PELL CITY, Ala. — The stereotype image of a father and son spending a leisure afternoon of qualify time on a fishing trip doesn’t fit Patrick and Todd Walters. Full throttle competition, bass tournament style, is how the South Carolinians connect to the quintessential cultural pastime passed on to the next generation.
What also makes this father-son fishing bond different is that Patrick, 24, already has a well-rounded tournament resume ahead of his father. Todd, 50, wouldn’t have it any other way.
“For now this is his chosen career and he gets my full support,” he said. “It’s like a business startup, you have to be all in, work hard, live it, and sooner or later you reap the rewards.”
Some of those rewards have already come. In June, Patrick won the Bass Pro Shops Bassmaster Central Open on the Red River, undeniably the toughest of the season. Not so coincidentally, Todd earned a seventh-place finish as a co-angler.
A reason why is they travel and practice together at the Opens, not unlike how it’s been since Patrick started fishing tournaments. That is where the story takes an interesting turn back to the beginning.
Bradford Beavers, an FLW pro and family acquaintance, invited then 12-year-old Patrick to fish with him in a Fishers of Men junior division tournament. Then and there Patrick’s future in tournaments came into view.
“On the way home from the weigh-in I called dad, told him I didn’t know how we’d do it, but we had to start fishing tournaments,” Patrick recalled. “It was the controlled chaos of the launch and weigh-in, I mean, we’d never seen anything like that before.”
Note the “we” and not the “I” reference. The father and son were already grounded in their shared passion for fishing and hunting in the South Carolina Lowcountry. They did it all—together—no matter the sport or time of season.
Fishing season was spent casting the coastal flats in a Hewes Redfisher, widely respected as the forerunner of today’s saltwater flats boats. The lightweight skiff was no match for the high performance bass boats at their first team tournament.
“We got a lot of grief about the boat,” recalled Todd. “We knew then it would take going all in to compete even at that level, with all the highly skilled anglers in our part of South Carolina.”
Todd sold his saltwater tackle and cleared space in the garage for a Ranger bass boat. Hunting went by the wayside.
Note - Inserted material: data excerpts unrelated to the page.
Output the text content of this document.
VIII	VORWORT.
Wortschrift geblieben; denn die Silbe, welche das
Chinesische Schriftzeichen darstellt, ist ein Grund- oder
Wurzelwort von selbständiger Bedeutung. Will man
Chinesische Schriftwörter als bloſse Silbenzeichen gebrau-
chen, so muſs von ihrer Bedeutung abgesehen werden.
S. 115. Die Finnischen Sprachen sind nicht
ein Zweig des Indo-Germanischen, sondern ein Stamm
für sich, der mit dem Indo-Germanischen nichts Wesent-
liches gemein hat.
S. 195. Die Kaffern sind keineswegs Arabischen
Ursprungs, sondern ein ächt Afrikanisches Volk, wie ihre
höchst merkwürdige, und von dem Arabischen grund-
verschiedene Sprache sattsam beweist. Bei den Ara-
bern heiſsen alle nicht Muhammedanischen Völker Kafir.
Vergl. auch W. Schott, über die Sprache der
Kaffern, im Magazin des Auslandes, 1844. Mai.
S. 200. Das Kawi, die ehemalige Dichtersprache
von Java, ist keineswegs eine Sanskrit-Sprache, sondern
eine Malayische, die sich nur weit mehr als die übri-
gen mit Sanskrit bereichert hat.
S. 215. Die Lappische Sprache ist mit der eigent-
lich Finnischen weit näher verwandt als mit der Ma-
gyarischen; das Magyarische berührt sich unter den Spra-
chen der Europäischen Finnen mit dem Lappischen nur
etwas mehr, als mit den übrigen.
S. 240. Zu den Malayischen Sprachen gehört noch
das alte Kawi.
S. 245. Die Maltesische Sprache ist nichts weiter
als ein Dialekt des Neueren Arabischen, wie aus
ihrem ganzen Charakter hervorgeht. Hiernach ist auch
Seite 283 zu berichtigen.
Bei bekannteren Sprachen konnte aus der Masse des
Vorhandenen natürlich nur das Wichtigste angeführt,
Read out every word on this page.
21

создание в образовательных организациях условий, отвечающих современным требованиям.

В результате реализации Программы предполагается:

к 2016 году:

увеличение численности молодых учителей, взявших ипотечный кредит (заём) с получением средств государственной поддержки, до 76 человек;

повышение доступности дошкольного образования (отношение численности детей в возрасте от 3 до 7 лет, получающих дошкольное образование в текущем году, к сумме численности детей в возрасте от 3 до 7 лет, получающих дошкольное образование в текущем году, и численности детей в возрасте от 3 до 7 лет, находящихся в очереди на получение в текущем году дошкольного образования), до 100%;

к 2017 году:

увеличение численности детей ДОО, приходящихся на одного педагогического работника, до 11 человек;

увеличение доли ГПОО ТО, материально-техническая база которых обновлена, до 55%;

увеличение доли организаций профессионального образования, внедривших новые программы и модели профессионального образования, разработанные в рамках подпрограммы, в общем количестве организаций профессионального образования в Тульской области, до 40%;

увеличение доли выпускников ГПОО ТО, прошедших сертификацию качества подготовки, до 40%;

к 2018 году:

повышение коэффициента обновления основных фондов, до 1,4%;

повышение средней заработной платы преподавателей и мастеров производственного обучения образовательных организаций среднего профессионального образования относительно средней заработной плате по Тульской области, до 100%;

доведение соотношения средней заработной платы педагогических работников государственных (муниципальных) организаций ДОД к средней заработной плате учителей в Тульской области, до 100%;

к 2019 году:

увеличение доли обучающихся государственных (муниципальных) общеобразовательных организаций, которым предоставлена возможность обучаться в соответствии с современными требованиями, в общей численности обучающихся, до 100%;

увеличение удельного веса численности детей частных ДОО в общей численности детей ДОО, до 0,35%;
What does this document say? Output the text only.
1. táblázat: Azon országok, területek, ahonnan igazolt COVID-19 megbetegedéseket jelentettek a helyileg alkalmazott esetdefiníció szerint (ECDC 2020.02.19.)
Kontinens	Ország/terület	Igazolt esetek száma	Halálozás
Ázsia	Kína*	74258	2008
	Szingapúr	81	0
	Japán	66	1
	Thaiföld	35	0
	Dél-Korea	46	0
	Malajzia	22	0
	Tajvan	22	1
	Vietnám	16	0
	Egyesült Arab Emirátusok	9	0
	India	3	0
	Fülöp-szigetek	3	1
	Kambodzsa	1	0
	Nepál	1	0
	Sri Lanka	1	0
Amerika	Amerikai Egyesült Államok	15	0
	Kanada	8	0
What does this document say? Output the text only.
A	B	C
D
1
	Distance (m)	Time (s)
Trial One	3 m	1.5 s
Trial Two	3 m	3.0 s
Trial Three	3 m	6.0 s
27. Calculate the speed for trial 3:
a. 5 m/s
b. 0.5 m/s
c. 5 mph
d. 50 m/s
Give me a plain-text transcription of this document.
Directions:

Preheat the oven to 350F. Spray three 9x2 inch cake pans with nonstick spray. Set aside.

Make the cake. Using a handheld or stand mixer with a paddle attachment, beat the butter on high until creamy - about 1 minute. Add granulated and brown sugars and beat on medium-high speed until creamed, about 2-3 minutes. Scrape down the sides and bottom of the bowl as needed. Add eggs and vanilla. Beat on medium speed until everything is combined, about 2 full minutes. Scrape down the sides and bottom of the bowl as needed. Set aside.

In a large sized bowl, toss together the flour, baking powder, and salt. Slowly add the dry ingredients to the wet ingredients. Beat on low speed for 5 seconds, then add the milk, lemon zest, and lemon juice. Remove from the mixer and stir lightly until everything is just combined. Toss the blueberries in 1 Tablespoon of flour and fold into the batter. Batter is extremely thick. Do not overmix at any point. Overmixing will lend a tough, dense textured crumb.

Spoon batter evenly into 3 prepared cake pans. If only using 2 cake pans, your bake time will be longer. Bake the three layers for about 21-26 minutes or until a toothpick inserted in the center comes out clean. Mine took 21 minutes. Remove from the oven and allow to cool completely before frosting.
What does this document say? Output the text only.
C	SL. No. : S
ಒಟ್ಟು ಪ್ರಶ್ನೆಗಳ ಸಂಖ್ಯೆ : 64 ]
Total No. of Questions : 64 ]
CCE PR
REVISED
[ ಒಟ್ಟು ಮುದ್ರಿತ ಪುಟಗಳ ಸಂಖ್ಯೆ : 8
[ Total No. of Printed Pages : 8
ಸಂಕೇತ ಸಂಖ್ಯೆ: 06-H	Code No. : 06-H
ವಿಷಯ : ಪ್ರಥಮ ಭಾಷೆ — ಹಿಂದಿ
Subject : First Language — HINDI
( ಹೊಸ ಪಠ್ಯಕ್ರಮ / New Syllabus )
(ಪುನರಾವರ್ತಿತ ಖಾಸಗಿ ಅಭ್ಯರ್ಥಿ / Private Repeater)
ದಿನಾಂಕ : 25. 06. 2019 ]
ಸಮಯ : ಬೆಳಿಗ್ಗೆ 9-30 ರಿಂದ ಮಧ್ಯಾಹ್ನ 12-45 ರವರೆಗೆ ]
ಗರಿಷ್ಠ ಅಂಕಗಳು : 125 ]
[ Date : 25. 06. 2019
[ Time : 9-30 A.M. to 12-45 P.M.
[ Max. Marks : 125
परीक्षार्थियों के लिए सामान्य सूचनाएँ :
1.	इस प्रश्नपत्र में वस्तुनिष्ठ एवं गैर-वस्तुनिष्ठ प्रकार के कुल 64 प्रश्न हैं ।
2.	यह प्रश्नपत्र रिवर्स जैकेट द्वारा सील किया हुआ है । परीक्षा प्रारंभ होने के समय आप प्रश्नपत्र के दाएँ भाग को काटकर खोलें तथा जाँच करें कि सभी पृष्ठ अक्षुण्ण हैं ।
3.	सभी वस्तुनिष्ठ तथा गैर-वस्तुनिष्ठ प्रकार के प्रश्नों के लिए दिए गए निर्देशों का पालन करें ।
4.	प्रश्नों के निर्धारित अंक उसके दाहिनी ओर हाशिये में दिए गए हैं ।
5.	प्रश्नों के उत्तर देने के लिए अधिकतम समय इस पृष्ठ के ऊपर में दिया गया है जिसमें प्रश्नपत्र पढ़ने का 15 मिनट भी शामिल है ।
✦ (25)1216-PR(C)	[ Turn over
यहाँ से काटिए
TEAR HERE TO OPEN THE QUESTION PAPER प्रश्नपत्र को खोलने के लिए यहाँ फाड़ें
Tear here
Todd began to notice how tournaments polarized their bond with fishing even more.
“We enjoyed deer hunting but it kept us apart, being in separate stands,” he said. “The bond of being in the same boat, working together, made us even closer.”
From then on, weekends were spent competing in tournaments and for Patrick, giving up hunting and saltwater fishing led to making even greater commitments.
“I played football and baseball up through the tenth grade, then gave it up for tournaments,” he said. “Dad told me that I was going to be half-hearted trying to do it all, and I recognized that by watching the all-in commitment made by the Elite Series pros.”
Patrick was so all-in that he earned a reserved parking space for his truck and bass boat at Holly Hill Academy, located about 15 minutes from the Santee-Cooper Lakes. When classes dismissed he headed out, spending the remainder of the day bass fishing.
Another turning point came when Patrick enrolled at the University of South Carolina. Discovering the school’s bass fishing team was an epiphany.
“I knew then my path was a done deal,” he said. “To combine bass fishing and academics was a dream come true.”
Patrick made the most of both. He graduated with a degree in business management and marketing, while winning championships along the way.
“I completely revolved my major around business, because that way I can manage myself and market myself in anything I do,” he said. “It will work if I end up in the fishing industry, as a pro, or if I need to start my own business if none of that works out.”
In 2015, Walters and teammate Gettys Brannon won the FLW College Fishing National Championship. Two years later, they came close, placing second at the 2017 championship. During his four years at South Carolina, Walters qualified each year for the Bassmaster College Series Championship, from 2014-17.
The Opens are the next step in his quest toward qualifying for the Elite Series. Patrick is fishing the Central and Eastern Opens, while competing back home in numerous local tournaments. In all, he spends around 250 days on the water, which for him is the most important aspect of gaining ground.
“You can watch all the videos you want, but you still need the practical experience on the water, and that’s the only way you get it,” he said. “Time on the water is everything.
You’ve also got to believe in yourself,” he continued. If you do that, have the grit and focus then you are going to get there. If I put my head down and it takes four years then I know it will come, sooner or later.”
Patrick is in the running to qualify for next month’s Bass Pro Shops Bassmaster Opens Championship. There is a lot at stake but the common bond between the father and son remain solidly intact.
“We don’t look at it like a father and son relationship anymore,” said Todd. “We started looking beyond that about five or six years ago.”
“He’s always been my dad, always will be,” added Patrick. “Through fishing and the tournaments he’s also become my best friend.”